J’émerge peu à peu-je vais
émerger. J’écoute la radio (l'émission d'Arthur Dreyfus que je ne connaissais pas) et le soleil commence
à fuser, percer, quel est le mot ? jusqu’à l’ordinateur, jusqu’au cœur,
jusqu’au crâne (Comme crâne, comme culte). C’est une émission de
chansons. Ma maison est un lac, mais c’est presque un jardin… Je suis dans l’imaginaire du jardin, en ce moment,
et je m’inquiète : l’imaginaire suffit. Philippe Gladieux me dit qu’il est dans la
forêt de Fontainebleau. Il est allé présenter sa fille à sa tante qui est dans
un couvent. Il se promène maintenant dans la nature épaisse. Il m’envoie une
photo, espèce de jardin zen avec les rochers. J’ai la gueule de bois parce qu'hier, je suis resté au moins jusqu’à quatre heures à parler avec Dominique Mercy, il y avait un
espace qui s'est ouvert. Je crois, peut-être pas au début, il avait envie
d’être avec des amis plus intimes, mais finalement
j’étais aussi l’ami intime. Boire ensemble. Ce serait très difficile de dire à
ceux qui ne l’ont pas vécu ce qu’il s’est passé avec 1980, une pièce de Pina
Bausch. En tout cas, Dominique Mercy était plein de
confidences. Il disait souvent : « J’ai l’air de révéler un secret,
mais… » ou : « Puisque nous
sommes sur le registre de la confidence… » Comment partir, comment ne pas
boire ? Nous sommes vivants, nous sommes amis. Le bonheur de la vie, à
partir d’un moment, c’est de voir qu’elle continue. Nous étions déjà là, 1980
(j’avais huit ans). Et nous
le sommes encore – 2012. Trente-deux ans nous séparent d’une absence de
distance.
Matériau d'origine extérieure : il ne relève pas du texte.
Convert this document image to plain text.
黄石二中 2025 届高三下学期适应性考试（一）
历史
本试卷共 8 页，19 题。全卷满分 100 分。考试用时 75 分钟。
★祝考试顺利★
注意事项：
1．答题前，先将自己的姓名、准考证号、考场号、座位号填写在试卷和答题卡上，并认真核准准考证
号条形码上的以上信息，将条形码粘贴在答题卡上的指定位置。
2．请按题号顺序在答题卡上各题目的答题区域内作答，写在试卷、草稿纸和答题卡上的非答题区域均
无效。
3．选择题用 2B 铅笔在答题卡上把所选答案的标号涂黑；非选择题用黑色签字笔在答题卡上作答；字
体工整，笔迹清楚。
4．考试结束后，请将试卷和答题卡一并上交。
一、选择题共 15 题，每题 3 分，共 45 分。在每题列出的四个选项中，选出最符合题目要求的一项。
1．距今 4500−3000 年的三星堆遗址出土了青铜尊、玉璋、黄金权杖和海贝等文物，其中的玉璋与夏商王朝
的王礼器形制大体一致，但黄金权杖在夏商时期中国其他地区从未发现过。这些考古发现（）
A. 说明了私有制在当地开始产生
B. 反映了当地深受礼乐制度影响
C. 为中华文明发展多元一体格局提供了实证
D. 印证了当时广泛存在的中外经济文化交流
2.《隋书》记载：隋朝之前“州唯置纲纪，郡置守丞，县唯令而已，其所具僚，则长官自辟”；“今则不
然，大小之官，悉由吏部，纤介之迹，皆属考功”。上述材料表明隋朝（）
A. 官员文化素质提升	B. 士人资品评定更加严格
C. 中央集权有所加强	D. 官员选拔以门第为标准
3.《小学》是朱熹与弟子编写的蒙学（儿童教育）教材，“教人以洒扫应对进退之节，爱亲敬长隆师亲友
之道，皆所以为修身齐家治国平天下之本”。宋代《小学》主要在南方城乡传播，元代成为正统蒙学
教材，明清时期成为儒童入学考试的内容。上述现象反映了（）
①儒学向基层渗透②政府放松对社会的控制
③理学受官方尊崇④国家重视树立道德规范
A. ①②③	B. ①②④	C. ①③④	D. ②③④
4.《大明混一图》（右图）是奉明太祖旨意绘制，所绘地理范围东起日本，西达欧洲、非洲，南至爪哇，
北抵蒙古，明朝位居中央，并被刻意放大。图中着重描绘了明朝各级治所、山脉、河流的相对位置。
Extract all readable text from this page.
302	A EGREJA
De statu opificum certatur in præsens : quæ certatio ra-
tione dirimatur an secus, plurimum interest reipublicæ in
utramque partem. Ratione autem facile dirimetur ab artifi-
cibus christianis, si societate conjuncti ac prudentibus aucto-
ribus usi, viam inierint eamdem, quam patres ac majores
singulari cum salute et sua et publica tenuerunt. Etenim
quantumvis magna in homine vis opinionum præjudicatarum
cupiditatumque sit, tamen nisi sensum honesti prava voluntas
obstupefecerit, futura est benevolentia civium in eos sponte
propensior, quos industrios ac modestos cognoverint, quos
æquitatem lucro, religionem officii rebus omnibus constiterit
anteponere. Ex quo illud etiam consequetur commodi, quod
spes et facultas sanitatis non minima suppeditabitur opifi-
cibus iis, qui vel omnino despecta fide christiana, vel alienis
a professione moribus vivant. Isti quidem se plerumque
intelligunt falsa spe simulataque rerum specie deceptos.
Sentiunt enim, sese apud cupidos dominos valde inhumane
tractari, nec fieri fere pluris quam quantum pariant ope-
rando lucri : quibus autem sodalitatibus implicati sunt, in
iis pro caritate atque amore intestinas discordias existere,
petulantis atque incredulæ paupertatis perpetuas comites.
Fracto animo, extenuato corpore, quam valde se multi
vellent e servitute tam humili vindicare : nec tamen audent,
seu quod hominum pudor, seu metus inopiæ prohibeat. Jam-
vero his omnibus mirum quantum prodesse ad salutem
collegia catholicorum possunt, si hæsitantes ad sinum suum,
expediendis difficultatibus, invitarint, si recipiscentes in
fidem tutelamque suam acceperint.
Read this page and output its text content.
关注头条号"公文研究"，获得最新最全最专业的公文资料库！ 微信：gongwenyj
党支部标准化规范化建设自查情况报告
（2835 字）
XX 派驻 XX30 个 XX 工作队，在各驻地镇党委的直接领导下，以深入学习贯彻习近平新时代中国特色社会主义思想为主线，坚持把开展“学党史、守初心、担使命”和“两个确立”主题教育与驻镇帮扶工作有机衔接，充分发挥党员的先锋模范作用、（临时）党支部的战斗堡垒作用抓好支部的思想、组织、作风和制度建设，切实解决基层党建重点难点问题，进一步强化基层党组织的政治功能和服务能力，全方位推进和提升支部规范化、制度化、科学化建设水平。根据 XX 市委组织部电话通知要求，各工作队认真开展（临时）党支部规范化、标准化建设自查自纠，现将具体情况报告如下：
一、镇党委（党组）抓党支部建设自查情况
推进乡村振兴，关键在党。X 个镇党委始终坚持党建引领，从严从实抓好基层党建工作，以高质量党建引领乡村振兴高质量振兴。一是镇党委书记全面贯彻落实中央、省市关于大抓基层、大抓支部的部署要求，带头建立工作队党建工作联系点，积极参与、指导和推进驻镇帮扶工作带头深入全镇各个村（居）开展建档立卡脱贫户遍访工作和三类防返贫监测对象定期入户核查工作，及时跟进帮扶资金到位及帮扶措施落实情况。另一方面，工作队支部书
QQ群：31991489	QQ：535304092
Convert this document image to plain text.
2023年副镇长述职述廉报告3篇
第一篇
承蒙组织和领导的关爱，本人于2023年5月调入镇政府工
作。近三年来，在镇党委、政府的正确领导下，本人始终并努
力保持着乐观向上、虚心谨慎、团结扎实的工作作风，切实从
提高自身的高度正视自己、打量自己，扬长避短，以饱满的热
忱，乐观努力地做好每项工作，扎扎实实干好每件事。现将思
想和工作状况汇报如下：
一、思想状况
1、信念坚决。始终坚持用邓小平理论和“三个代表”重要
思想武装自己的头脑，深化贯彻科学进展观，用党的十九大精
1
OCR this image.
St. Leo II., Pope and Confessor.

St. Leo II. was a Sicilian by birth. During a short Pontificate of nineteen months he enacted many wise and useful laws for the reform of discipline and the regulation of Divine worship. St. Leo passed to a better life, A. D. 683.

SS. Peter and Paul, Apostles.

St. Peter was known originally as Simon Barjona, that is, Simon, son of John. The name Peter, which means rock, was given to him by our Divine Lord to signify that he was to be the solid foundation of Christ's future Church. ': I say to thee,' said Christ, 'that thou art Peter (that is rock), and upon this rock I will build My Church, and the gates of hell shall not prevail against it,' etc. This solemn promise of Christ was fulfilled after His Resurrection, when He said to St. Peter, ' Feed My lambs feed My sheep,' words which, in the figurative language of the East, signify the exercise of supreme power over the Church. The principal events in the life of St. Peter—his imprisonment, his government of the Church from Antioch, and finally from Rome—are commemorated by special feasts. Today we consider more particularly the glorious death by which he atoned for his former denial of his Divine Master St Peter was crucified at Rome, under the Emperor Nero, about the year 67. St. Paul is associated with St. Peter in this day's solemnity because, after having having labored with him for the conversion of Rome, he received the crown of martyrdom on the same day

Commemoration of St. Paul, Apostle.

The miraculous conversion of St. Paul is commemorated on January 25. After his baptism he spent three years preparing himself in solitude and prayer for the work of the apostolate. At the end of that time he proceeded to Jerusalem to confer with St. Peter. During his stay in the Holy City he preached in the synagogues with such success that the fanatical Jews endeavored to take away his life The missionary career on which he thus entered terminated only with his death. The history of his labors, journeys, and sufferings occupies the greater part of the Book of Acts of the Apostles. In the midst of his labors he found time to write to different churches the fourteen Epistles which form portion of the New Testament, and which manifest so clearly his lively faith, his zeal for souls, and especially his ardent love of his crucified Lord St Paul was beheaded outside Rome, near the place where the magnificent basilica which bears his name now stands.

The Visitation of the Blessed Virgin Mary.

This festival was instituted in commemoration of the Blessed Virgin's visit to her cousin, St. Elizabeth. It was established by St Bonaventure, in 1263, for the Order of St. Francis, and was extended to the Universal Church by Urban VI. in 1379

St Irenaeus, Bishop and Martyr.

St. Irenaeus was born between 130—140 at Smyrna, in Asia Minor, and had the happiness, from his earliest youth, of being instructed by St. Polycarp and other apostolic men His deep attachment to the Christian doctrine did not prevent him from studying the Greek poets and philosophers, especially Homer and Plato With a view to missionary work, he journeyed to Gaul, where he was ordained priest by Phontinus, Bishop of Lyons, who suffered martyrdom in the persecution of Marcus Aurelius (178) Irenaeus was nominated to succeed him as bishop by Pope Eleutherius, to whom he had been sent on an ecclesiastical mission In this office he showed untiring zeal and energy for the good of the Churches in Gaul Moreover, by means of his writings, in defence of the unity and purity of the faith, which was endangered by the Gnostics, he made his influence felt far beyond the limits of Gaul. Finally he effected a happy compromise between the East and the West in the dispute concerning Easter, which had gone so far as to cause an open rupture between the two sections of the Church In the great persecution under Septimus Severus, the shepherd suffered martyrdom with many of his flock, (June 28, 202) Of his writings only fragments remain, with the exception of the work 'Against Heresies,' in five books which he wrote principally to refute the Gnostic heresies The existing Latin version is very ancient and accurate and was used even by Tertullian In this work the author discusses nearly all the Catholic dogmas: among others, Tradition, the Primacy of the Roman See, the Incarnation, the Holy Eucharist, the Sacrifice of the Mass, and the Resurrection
J’ai appelé Claude Régy pour son anniversaire, le 1er mai. Il va retravailler avec des
acteurs très anciens. Le retour de Yann Boudaut, de Nichan Moumdjian, d’Olivier
Bonnefoy. C’est étonnant. J’admire aussi beaucoup
la fidélité de François Tanguy, mystérieuse. Mais ce mystère, c’est 1980,
une pièce de Pina Bausch qui le
montre le plus, qui le fait ressentir. Déjà, à l’époque, la pièce disait la vie,
et, maintenant encore, elle dit la vie. Dominique Mercy, pendant la nuit, chantait de temps en temps des
extraits d’opéra avec Nicolas Johnson et… – son nom m’échappe, réalisateur, son ami… –
il est vrai que j’étais aimanté comme depuis toujours par Nicolas. Il y avait
aussi un violoncelliste russe un peu froid qui s’appellait Alexandre. Comme j’ai déjà un
Alexandre dans ma vie – là, en ce moment – j’ai proposé de l’appeler Sacha. J'ai demandé à Jane
Birkin si elle n'était pas libre. Mais, non, elle ne l’était pas, évidemment, Jane, très
gentille, très belle – le fameux secret du sourire. La nuit, la lune, le ciel
sont des jardins inversés. Maintenant, la petite était fatiguée et elle pleurait. « Mais, enfin, c'était Demarcy-Mota, c'était le directeur de ce théâtre, je ne pouvais pas ne pas lui parler… », disait Valérie Dréville. La petite avait aussi désirer très fort les chocolats de Dominique, un cadeau que maintenant Dominique recouvrait soigneusement avec une serviette de papier pour que personne n'en fasse autant ni ne les lui vole.